A subsequent, more comprehensive study by the University of Minnesota bore out the cost-savings results, Brown said.

“When you have nowhere to go during the day it’s much easier to get into trouble than when you have a home,” explained Brown, adding, “The longer people are in housing the better they do.”

“For us the big piece is that people’s lives really do change and are improved through housing and support services. It makes our communities better and safer and costs less money,” she said.

Comparing Costs
Brown said a night spent in a detoxification facility sleeping off chemicals, for instance, costs about $192, a trip to the ER about $2,800, a jail stay about $378 (including book fee the first night) and in shelter about $35.

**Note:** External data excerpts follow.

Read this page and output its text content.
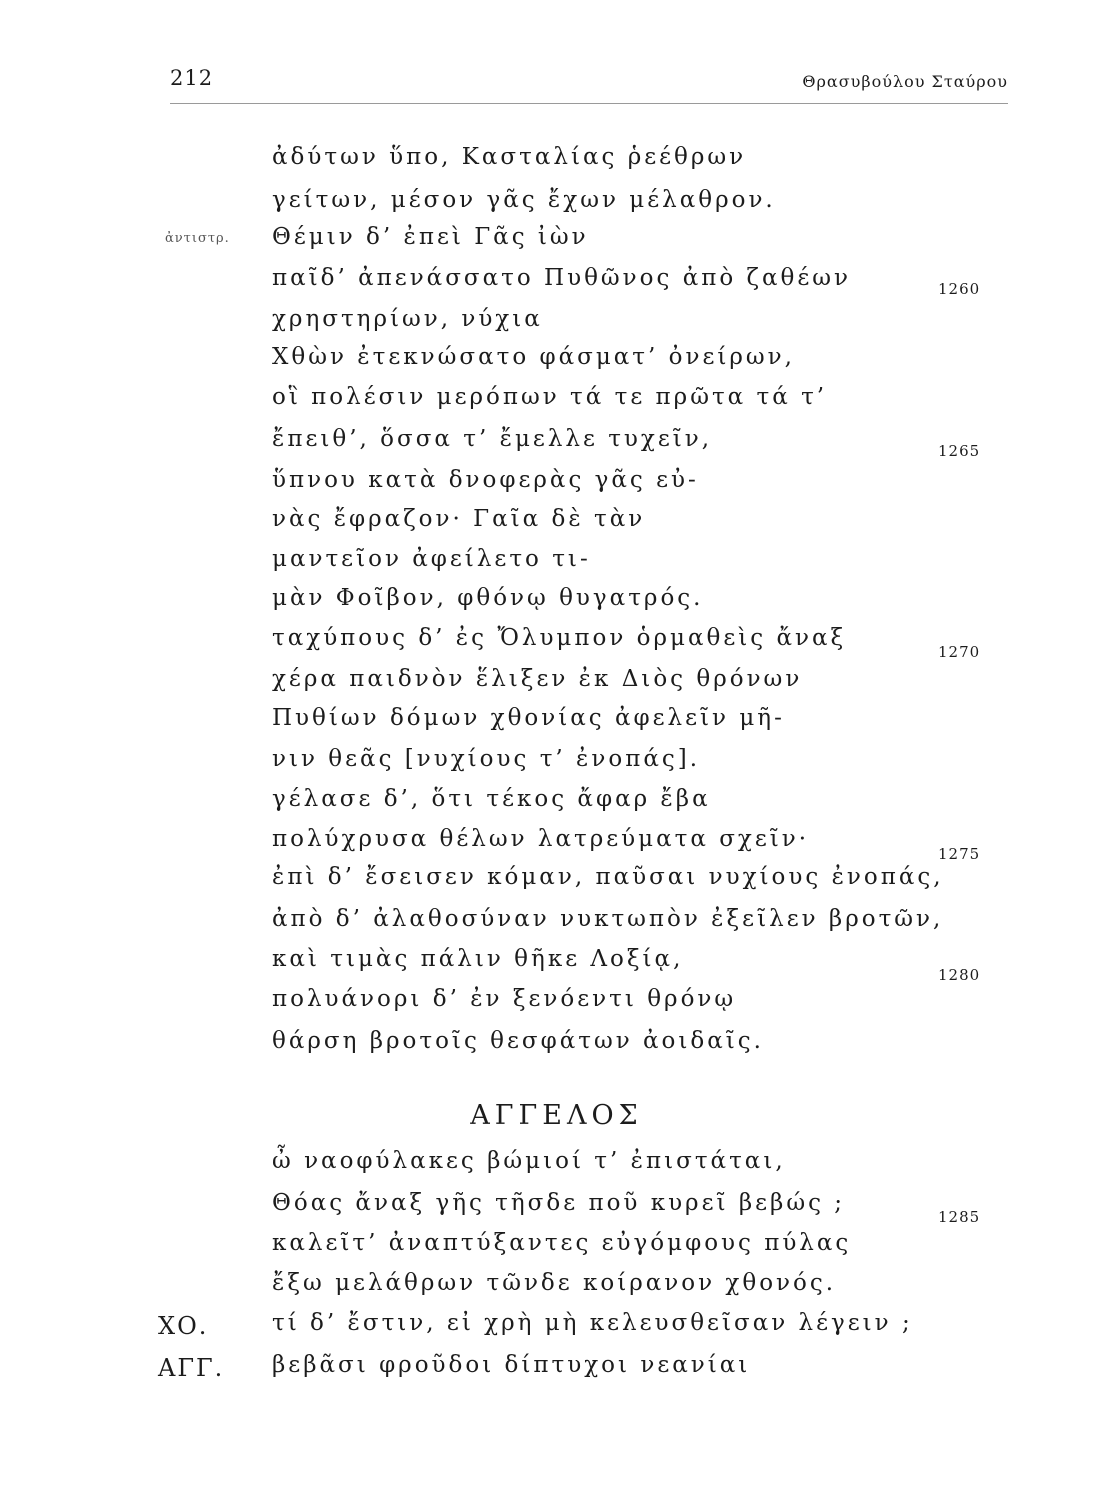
212	Θρασυβούλου Σταύρου
ἀντιστρ.
ἀδύτων ὕπο, Κασταλίας ῥεέθρων
γείτων, μέσον γᾶς ἔχων μέλαθρον.
Θέμιν δ’ ἐπεὶ Γᾶς ἰὼν
παῖδ’ ἀπενάσσατο Πυθῶνος ἀπὸ ζαθέων
χρηστηρίων, νύχια
Χθὼν ἐτεκνώσατο φάσματ’ ὀνείρων,
οἳ πολέσιν μερόπων τά τε πρῶτα τά τ’
ἔπειθ’, ὅσσα τ’ ἔμελλε τυχεῖν,
ὕπνου κατὰ δνοφερὰς γᾶς εὐ-
νὰς ἔφραζον· Γαῖα δὲ τὰν
μαντεῖον ἀφείλετο τι-
μὰν Φοῖβον, φθόνῳ θυγατρός.
ταχύπους δ’ ἐς Ὄλυμπον ὁρμαθεὶς ἄναξ
χέρα παιδνὸν ἕλιξεν ἐκ Διὸς θρόνων
Πυθίων δόμων χθονίας ἀφελεῖν μῆ-
νιν θεᾶς [νυχίους τ’ ἐνοπάς].
γέλασε δ’, ὅτι τέκος ἄφαρ ἔβα
πολύχρυσα θέλων λατρεύματα σχεῖν·
ἐπὶ δ’ ἔσεισεν κόμαν, παῦσαι νυχίους ἐνοπάς,
ἀπὸ δ’ ἀλαθοσύναν νυκτωπὸν ἐξεῖλεν βροτῶν,
καὶ τιμὰς πάλιν θῆκε Λοξίᾳ,
πολυάνορι δ’ ἐν ξενόεντι θρόνῳ
θάρση βροτοῖς θεσφάτων ἀοιδαῖς.
ΑΓΓΕΛΟΣ
ὦ ναοφύλακες βώμιοί τ’ ἐπιστάται,
Θόας ἄναξ γῆς τῆσδε ποῦ κυρεῖ βεβώς ;
καλεῖτ’ ἀναπτύξαντες εὐγόμφους πύλας
ἔξω μελάθρων τῶνδε κοίρανον χθονός.
τί δ’ ἔστιν, εἰ χρὴ μὴ κελευσθεῖσαν λέγειν ;
βεβᾶσι φροῦδοι δίπτυχοι νεανίαι
ΧΟ.
ΑΓΓ.
1260
1265
1270
1275
1280
1285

To house a client in a city or suburban apartment costs as little as the “typical” $20 a day and as much as $40 a day, Brown said. The cost covers rent and services such as tenant education, mental and chemical health support and the services of a parole officer. Participants meet as often as weekly with a case manager to help them handle problems.

Those problems include difficulties in adjusting to apartment living, Brown said, with clients needing to reduce noise levels, for instance. Plus, “they have a difficult time saying no to their [street] friends who want to be in their place a lot,” she said.

A few clients haven’t so far been able to make the transition from the streets to housing in large part because many have been homeless for eight to 10 years, Brown said. Some other clients have weaned themselves of the program and use Social Security to pay rent, for instance.

FUSE is one piece in a broader, 10-year strategy to “break” rather than “manage” homelessness, says CathyTen Broeke, coordinator to end homelessness for Minneapolis and Hennepin County. This is year four.